Final answer:
To minimize the cost, we need to set up an equation for the cost in terms of the dimensions. We can then differentiate the cost function and set the derivative equal to zero to find the critical points. Solving for the dimensions that minimize the cost, we find that the side length of the top and bottom squares is approximately 3.914 feet and the height of the box is approximately 1.562 feet.
Step-by-step explanation:
To find the dimensions that minimize the cost of the box, we need to set up an equation for the cost in terms of the dimensions. Let's suppose the side length of the top and bottom squares is x and the height of the box is h. The area of each side of the box is 4xh, and the area of the top and bottom is x*x = x^2. The total cost is 2(4xh) + 2(x^2) = 8xh + 2x^2. The volume of the box is x^2 * h = 30. We can solve this system of equations to find the dimensions that minimize the cost.
First, we can write h in terms of x using the volume equation: h = 30/x^2. Substituting this equation into the cost equation, we get C(x) = 8x(30/x^2) + 2x^2 = 240/x + 2x^2.

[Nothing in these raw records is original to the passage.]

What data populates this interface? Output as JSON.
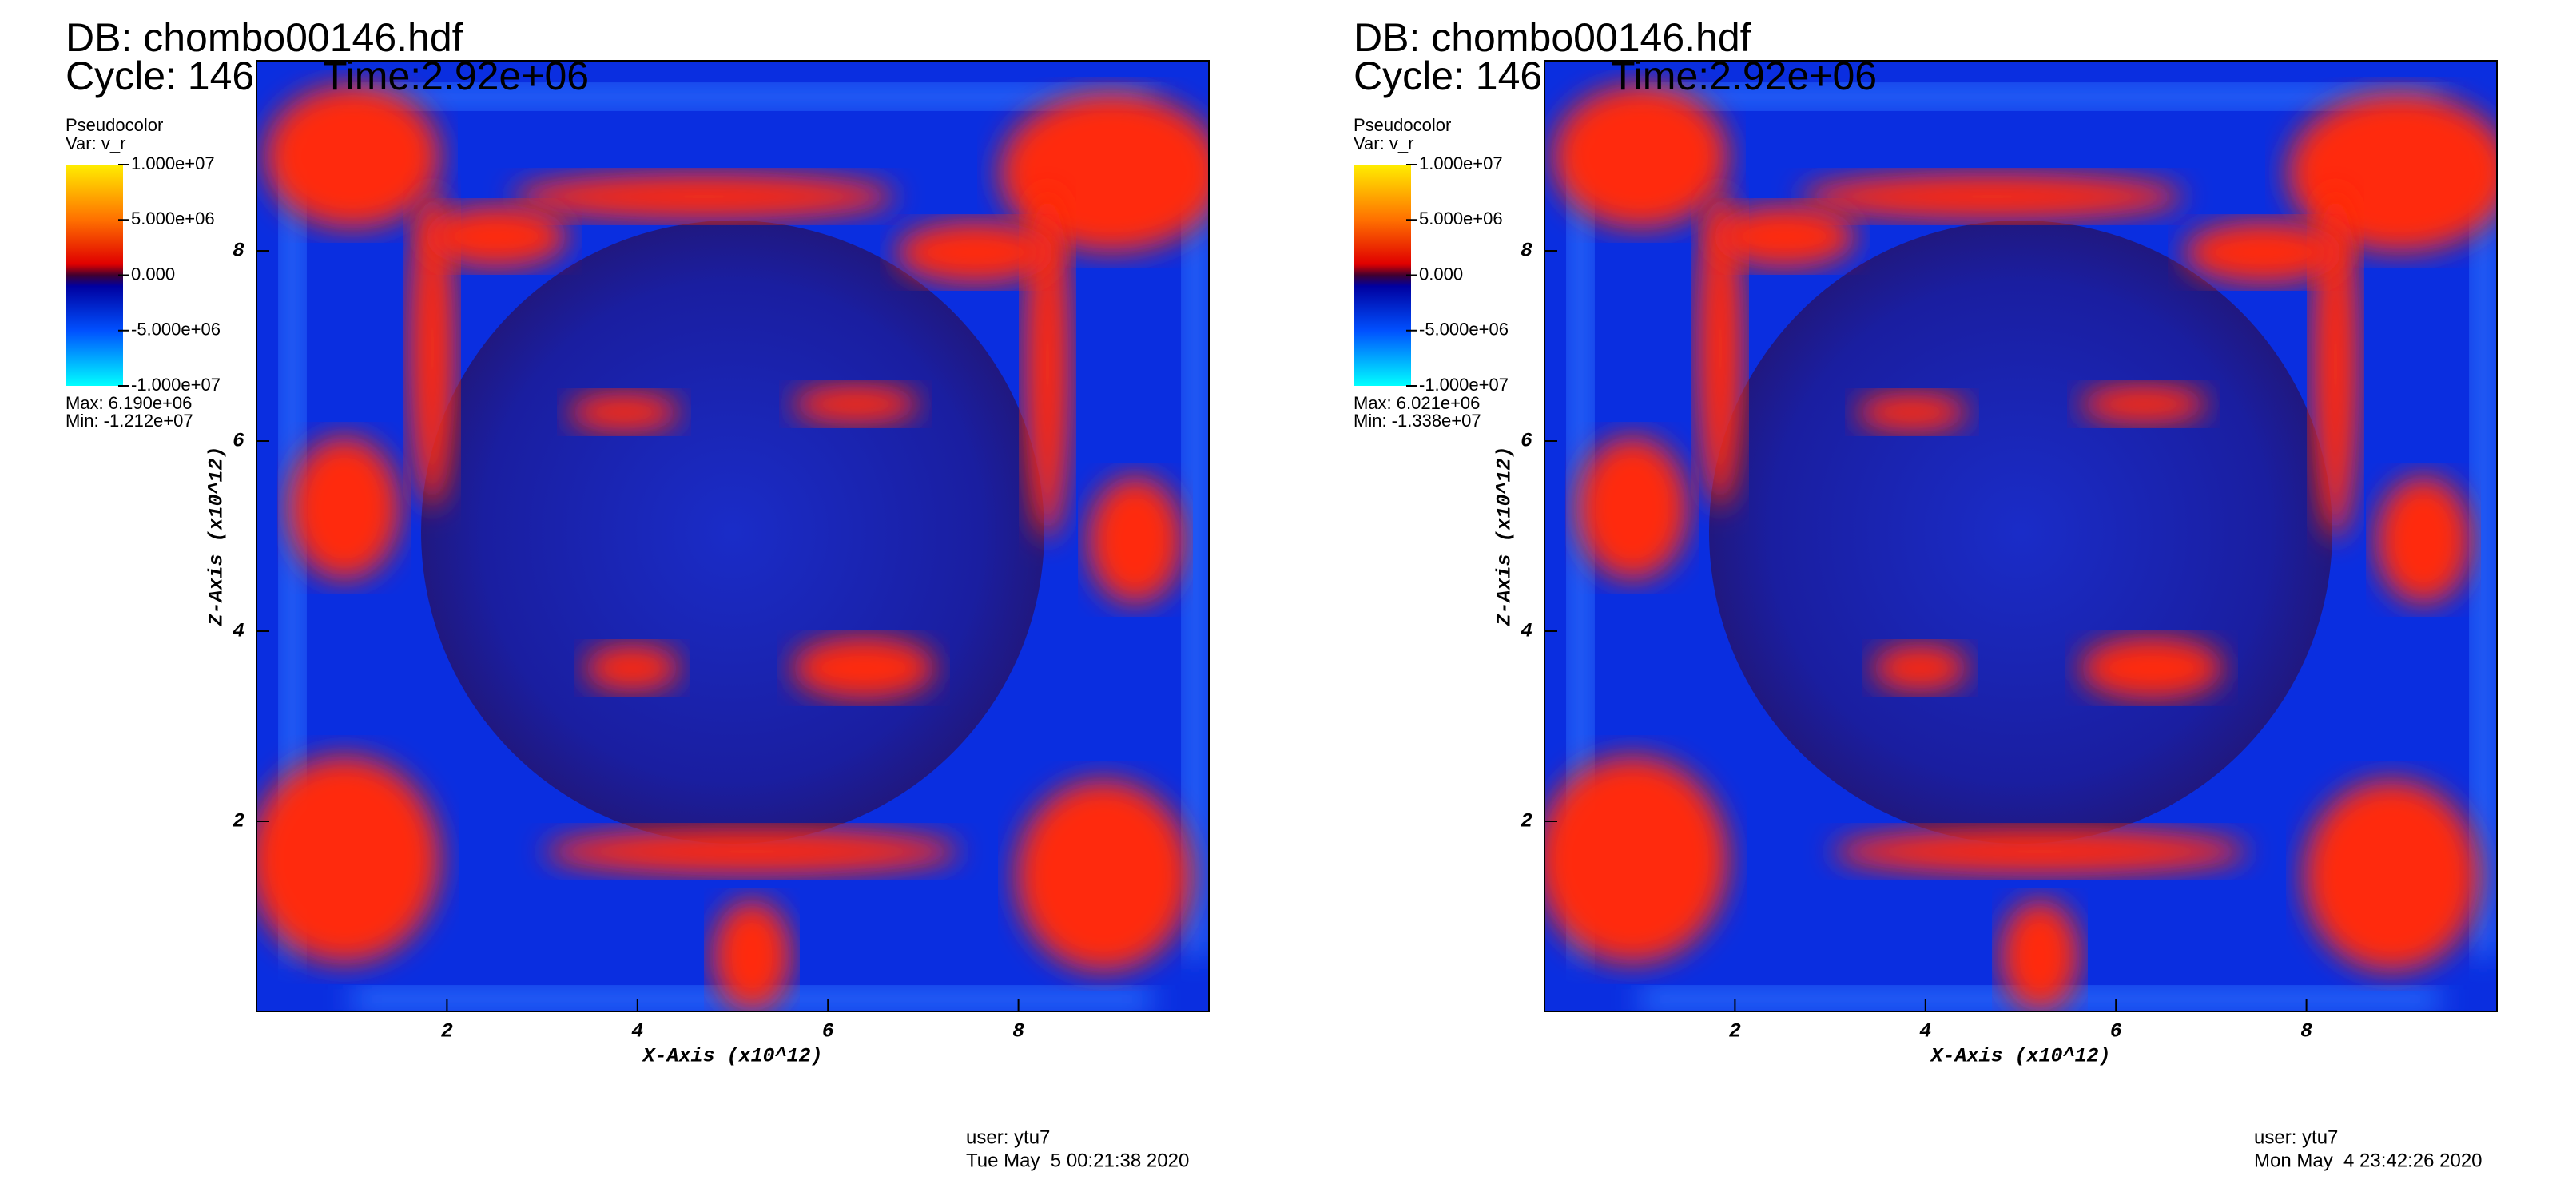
{
  "chart_data": [
    {
      "type": "heatmap",
      "title": "DB: chombo00146.hdf",
      "cycle": "Cycle: 146",
      "time": "Time:2.92e+06",
      "legend_title": "Pseudocolor",
      "variable": "Var: v_r",
      "clim": [
        -10000000,
        10000000
      ],
      "cticks": [
        {
          "value": 10000000,
          "label": "1.000e+07"
        },
        {
          "value": 5000000,
          "label": "5.000e+06"
        },
        {
          "value": 0,
          "label": "0.000"
        },
        {
          "value": -5000000,
          "label": "-5.000e+06"
        },
        {
          "value": -10000000,
          "label": "-1.000e+07"
        }
      ],
      "max_text": "Max:  6.190e+06",
      "min_text": "Min: -1.212e+07",
      "xlabel": "X-Axis (x10^12)",
      "ylabel": "Z-Axis (x10^12)",
      "xlim": [
        0,
        10
      ],
      "ylim": [
        0,
        10
      ],
      "xticks": [
        2,
        4,
        6,
        8
      ],
      "yticks": [
        2,
        4,
        6,
        8
      ],
      "user": "user: ytu7",
      "date": "Tue May  5 00:21:38 2020"
    },
    {
      "type": "heatmap",
      "title": "DB: chombo00146.hdf",
      "cycle": "Cycle: 146",
      "time": "Time:2.92e+06",
      "legend_title": "Pseudocolor",
      "variable": "Var: v_r",
      "clim": [
        -10000000,
        10000000
      ],
      "cticks": [
        {
          "value": 10000000,
          "label": "1.000e+07"
        },
        {
          "value": 5000000,
          "label": "5.000e+06"
        },
        {
          "value": 0,
          "label": "0.000"
        },
        {
          "value": -5000000,
          "label": "-5.000e+06"
        },
        {
          "value": -10000000,
          "label": "-1.000e+07"
        }
      ],
      "max_text": "Max:  6.021e+06",
      "min_text": "Min: -1.338e+07",
      "xlabel": "X-Axis (x10^12)",
      "ylabel": "Z-Axis (x10^12)",
      "xlim": [
        0,
        10
      ],
      "ylim": [
        0,
        10
      ],
      "xticks": [
        2,
        4,
        6,
        8
      ],
      "yticks": [
        2,
        4,
        6,
        8
      ],
      "user": "user: ytu7",
      "date": "Mon May  4 23:42:26 2020"
    }
  ]
}
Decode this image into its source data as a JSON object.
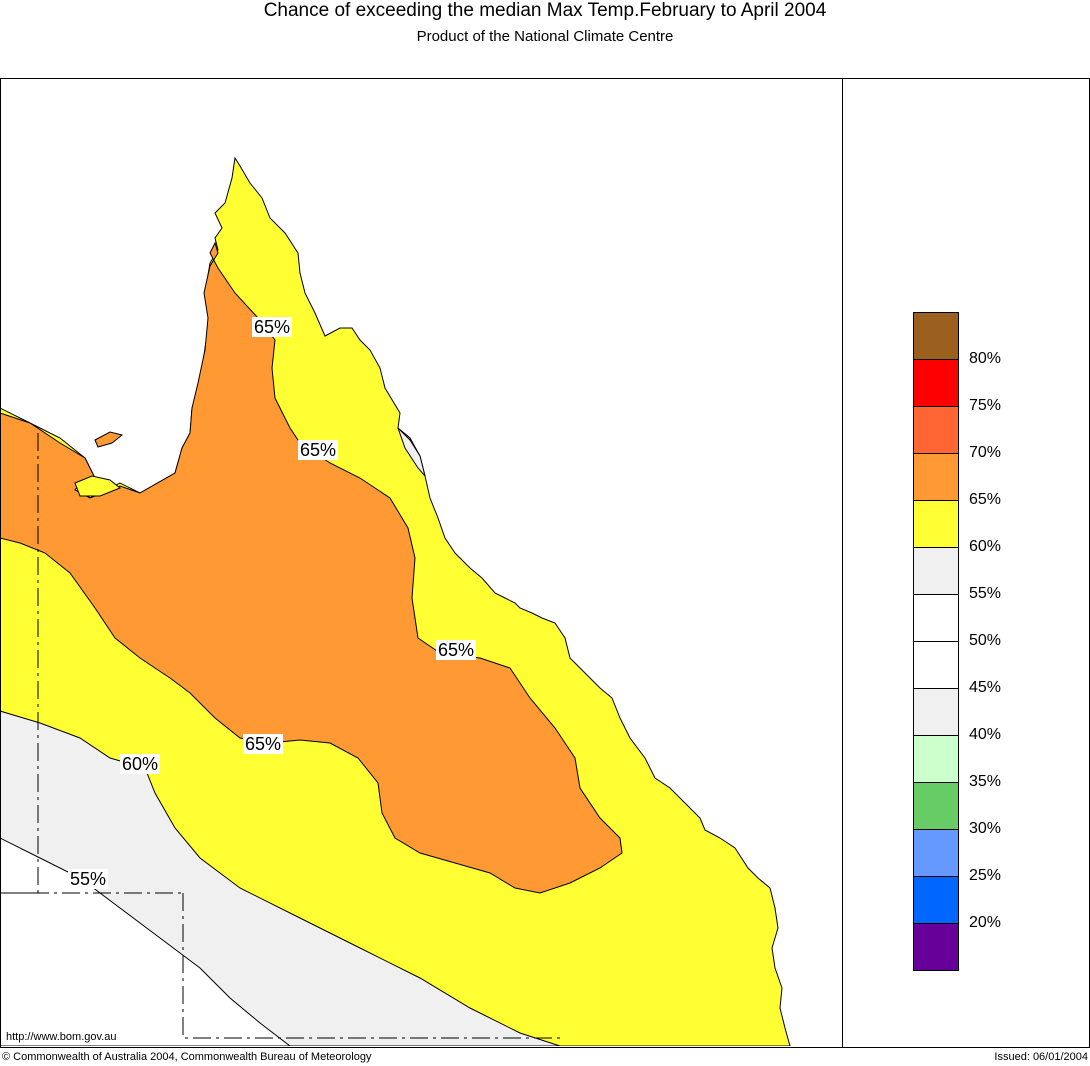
{
  "header": {
    "title": "Chance of exceeding the median Max Temp.February to April 2004",
    "subtitle": "Product of the National Climate Centre"
  },
  "map": {
    "region": "Queensland",
    "contour_labels": [
      "65%",
      "65%",
      "65%",
      "65%",
      "60%",
      "55%"
    ],
    "url": "http://www.bom.gov.au"
  },
  "legend": {
    "items": [
      {
        "color": "#9B5F1E",
        "label": ""
      },
      {
        "color": "#FF0000",
        "label": "80%"
      },
      {
        "color": "#FF6633",
        "label": "75%"
      },
      {
        "color": "#FF9933",
        "label": "70%"
      },
      {
        "color": "#FFFF33",
        "label": "65%"
      },
      {
        "color": "#F0F0F0",
        "label": "60%"
      },
      {
        "color": "#FFFFFF",
        "label": "55%"
      },
      {
        "color": "#FFFFFF",
        "label": "50%"
      },
      {
        "color": "#F0F0F0",
        "label": "45%"
      },
      {
        "color": "#CCFFCC",
        "label": "40%"
      },
      {
        "color": "#66CC66",
        "label": "35%"
      },
      {
        "color": "#6699FF",
        "label": "30%"
      },
      {
        "color": "#0066FF",
        "label": "25%"
      },
      {
        "color": "#660099",
        "label": "20%"
      }
    ]
  },
  "footer": {
    "copyright": "© Commonwealth of Australia 2004, Commonwealth Bureau of Meteorology",
    "issued": "Issued: 06/01/2004"
  }
}
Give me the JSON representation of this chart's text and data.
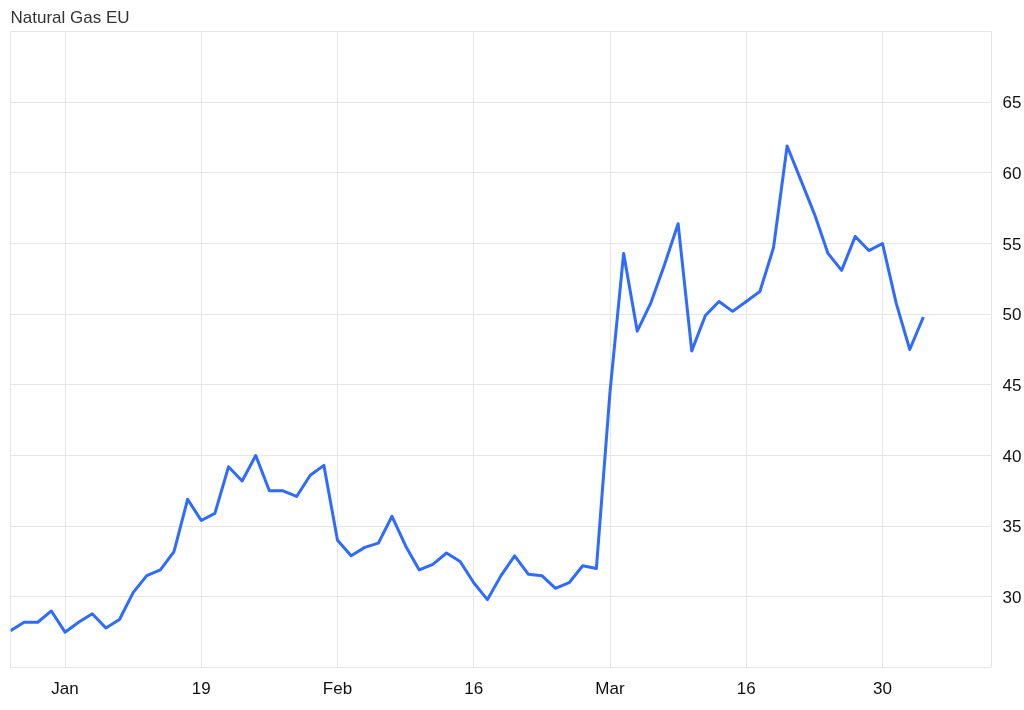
{
  "chart_data": {
    "type": "line",
    "title": "Natural Gas EU",
    "categories": [
      null,
      null,
      null,
      null,
      "Jan",
      null,
      null,
      null,
      null,
      null,
      null,
      null,
      null,
      null,
      "19",
      null,
      null,
      null,
      null,
      null,
      null,
      null,
      null,
      null,
      "Feb",
      null,
      null,
      null,
      null,
      null,
      null,
      null,
      null,
      null,
      "16",
      null,
      null,
      null,
      null,
      null,
      null,
      null,
      null,
      null,
      "Mar",
      null,
      null,
      null,
      null,
      null,
      null,
      null,
      null,
      null,
      "16",
      null,
      null,
      null,
      null,
      null,
      null,
      null,
      null,
      null,
      "30",
      null,
      null,
      null
    ],
    "series": [
      {
        "color": "#2f6bff",
        "values": [
          27.6,
          28.2,
          28.2,
          29.0,
          27.5,
          28.2,
          28.8,
          27.8,
          28.4,
          30.3,
          31.5,
          31.9,
          33.2,
          36.9,
          35.4,
          35.9,
          39.2,
          38.2,
          40.0,
          37.5,
          37.5,
          37.1,
          38.6,
          39.3,
          34.0,
          32.9,
          33.5,
          33.8,
          35.7,
          33.6,
          31.9,
          32.3,
          33.1,
          32.5,
          31.0,
          29.8,
          31.5,
          32.9,
          31.6,
          31.5,
          30.6,
          31.0,
          32.2,
          32.0,
          44.5,
          54.3,
          48.8,
          50.8,
          53.5,
          56.4,
          47.4,
          49.9,
          50.9,
          50.2,
          50.9,
          51.6,
          54.7,
          61.9,
          59.5,
          57.1,
          54.3,
          53.1,
          55.5,
          54.5,
          55.0,
          50.8,
          47.5,
          49.8
        ]
      }
    ],
    "ylim": [
      25,
      70
    ],
    "yticks": [
      30,
      35,
      40,
      45,
      50,
      55,
      60,
      65
    ],
    "grid": true,
    "marker": "none",
    "line_style": "solid"
  }
}
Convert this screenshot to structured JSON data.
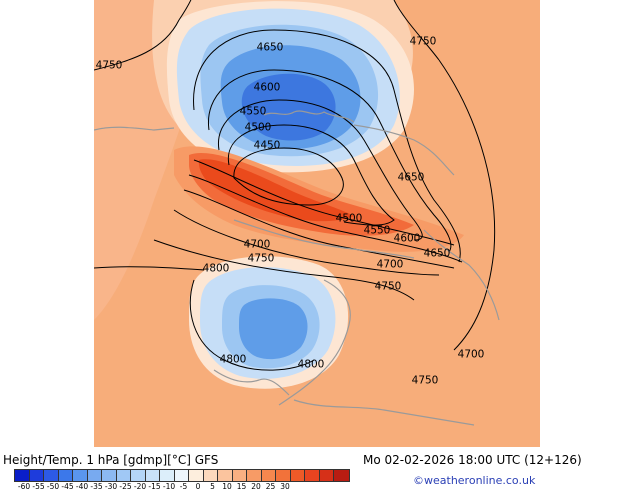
{
  "map": {
    "palette": {
      "ocean_warm": "#f9b58a",
      "land_warm": "#f7ad7a",
      "warm_light": "#fbd0b0",
      "pale": "#fde6d3",
      "cold_light": "#c6def7",
      "cold_mid": "#9cc6f2",
      "cold": "#5f9de8",
      "cold_deep": "#3d77df",
      "warm_strong": "#f26b3a",
      "warm_hot": "#ea4a1c",
      "coast": "#9a9a9a",
      "contour": "#000000"
    },
    "contour_labels": [
      {
        "id": "4650-top",
        "text": "4650"
      },
      {
        "id": "4750-nw",
        "text": "4750"
      },
      {
        "id": "4750-ne",
        "text": "4750"
      },
      {
        "id": "4600-top",
        "text": "4600"
      },
      {
        "id": "4550-top",
        "text": "4550"
      },
      {
        "id": "4500-top",
        "text": "4500"
      },
      {
        "id": "4450",
        "text": "4450"
      },
      {
        "id": "4650-east",
        "text": "4650"
      },
      {
        "id": "4500-mid",
        "text": "4500"
      },
      {
        "id": "4550-mid",
        "text": "4550"
      },
      {
        "id": "4600-mid",
        "text": "4600"
      },
      {
        "id": "4650-mid",
        "text": "4650"
      },
      {
        "id": "4700-west",
        "text": "4700"
      },
      {
        "id": "4750-west",
        "text": "4750"
      },
      {
        "id": "4700-mid",
        "text": "4700"
      },
      {
        "id": "4800-west",
        "text": "4800"
      },
      {
        "id": "4750-mid",
        "text": "4750"
      },
      {
        "id": "4700-se",
        "text": "4700"
      },
      {
        "id": "4800-sw",
        "text": "4800"
      },
      {
        "id": "4800-s",
        "text": "4800"
      },
      {
        "id": "4750-s",
        "text": "4750"
      }
    ]
  },
  "footer": {
    "title": "Height/Temp. 1 hPa [gdmp][°C] GFS",
    "timestamp": "Mo 02-02-2026 18:00 UTC (12+126)",
    "credit": "©weatheronline.co.uk"
  },
  "legend": {
    "colors": [
      "#0a1ec8",
      "#1e3cdc",
      "#2d5ae6",
      "#3c78ea",
      "#5a96ee",
      "#78aaf0",
      "#8cb9f2",
      "#a0c8f5",
      "#b4d5f7",
      "#c8e1f9",
      "#dceefa",
      "#eef6fc",
      "#fdeedd",
      "#fcd9bd",
      "#fbc49e",
      "#f9b082",
      "#f79b66",
      "#f5874e",
      "#f2723a",
      "#ee5a28",
      "#e84420",
      "#d63018",
      "#b81c12"
    ],
    "ticks": [
      "-60",
      "-55",
      "-50",
      "-45",
      "-40",
      "-35",
      "-30",
      "-25",
      "-20",
      "-15",
      "-10",
      "-5",
      "0",
      "5",
      "10",
      "15",
      "20",
      "25",
      "30"
    ]
  }
}
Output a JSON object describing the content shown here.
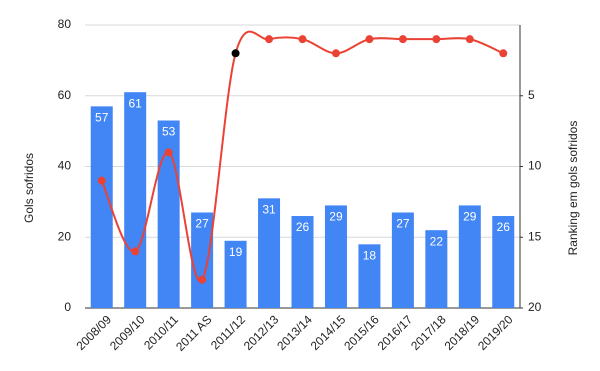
{
  "chart_data": {
    "type": "bar-line",
    "categories": [
      "2008/09",
      "2009/10",
      "2010/11",
      "2011 AS",
      "2011/12",
      "2012/13",
      "2013/14",
      "2014/15",
      "2015/16",
      "2016/17",
      "2017/18",
      "2018/19",
      "2019/20"
    ],
    "series": [
      {
        "name": "Gols sofridos",
        "type": "bar",
        "color": "#4285f4",
        "values": [
          57,
          61,
          53,
          27,
          19,
          31,
          26,
          29,
          18,
          27,
          22,
          29,
          26
        ]
      },
      {
        "name": "Ranking em gols sofridos",
        "type": "line",
        "axis": "y2",
        "color": "#ea4335",
        "marker_colors": [
          "#ea4335",
          "#ea4335",
          "#ea4335",
          "#ea4335",
          "#000000",
          "#ea4335",
          "#ea4335",
          "#ea4335",
          "#ea4335",
          "#ea4335",
          "#ea4335",
          "#ea4335",
          "#ea4335"
        ],
        "values": [
          11,
          16,
          9,
          18,
          2,
          1,
          1,
          2,
          1,
          1,
          1,
          1,
          2
        ]
      }
    ],
    "ylabel": "Gols sofridos",
    "y2label": "Ranking em gols sofridos",
    "ylim": [
      0,
      80
    ],
    "yticks": [
      0,
      20,
      40,
      60,
      80
    ],
    "y2lim": [
      20,
      0
    ],
    "y2ticks": [
      5,
      10,
      15,
      20
    ],
    "grid": true
  }
}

To minimize the cost, we need to find the critical points of the cost function by taking its derivative. Differentiating with respect to x, we get dC/dx = -240/x^2 + 4x. Setting this derivative equal to zero, we have -240/x^2 + 4x = 0. Multiplying through by x^2, we get -240 + 4x^3 = 0. Solving for x^3, we get x^3 = 240/4 = 60.
Taking the cube root of both sides, we find x = 60^(1/3) ≈ 3.914. Substituting this value back into the equation for h, we find h = 30/(3.914)^2 ≈ 1.562.
Therefore, the approximate dimensions that minimize the cost of the box are x ≈ 3.914 feet for the side length of the top and bottom squares, and h ≈ 1.562 feet for the height of the box.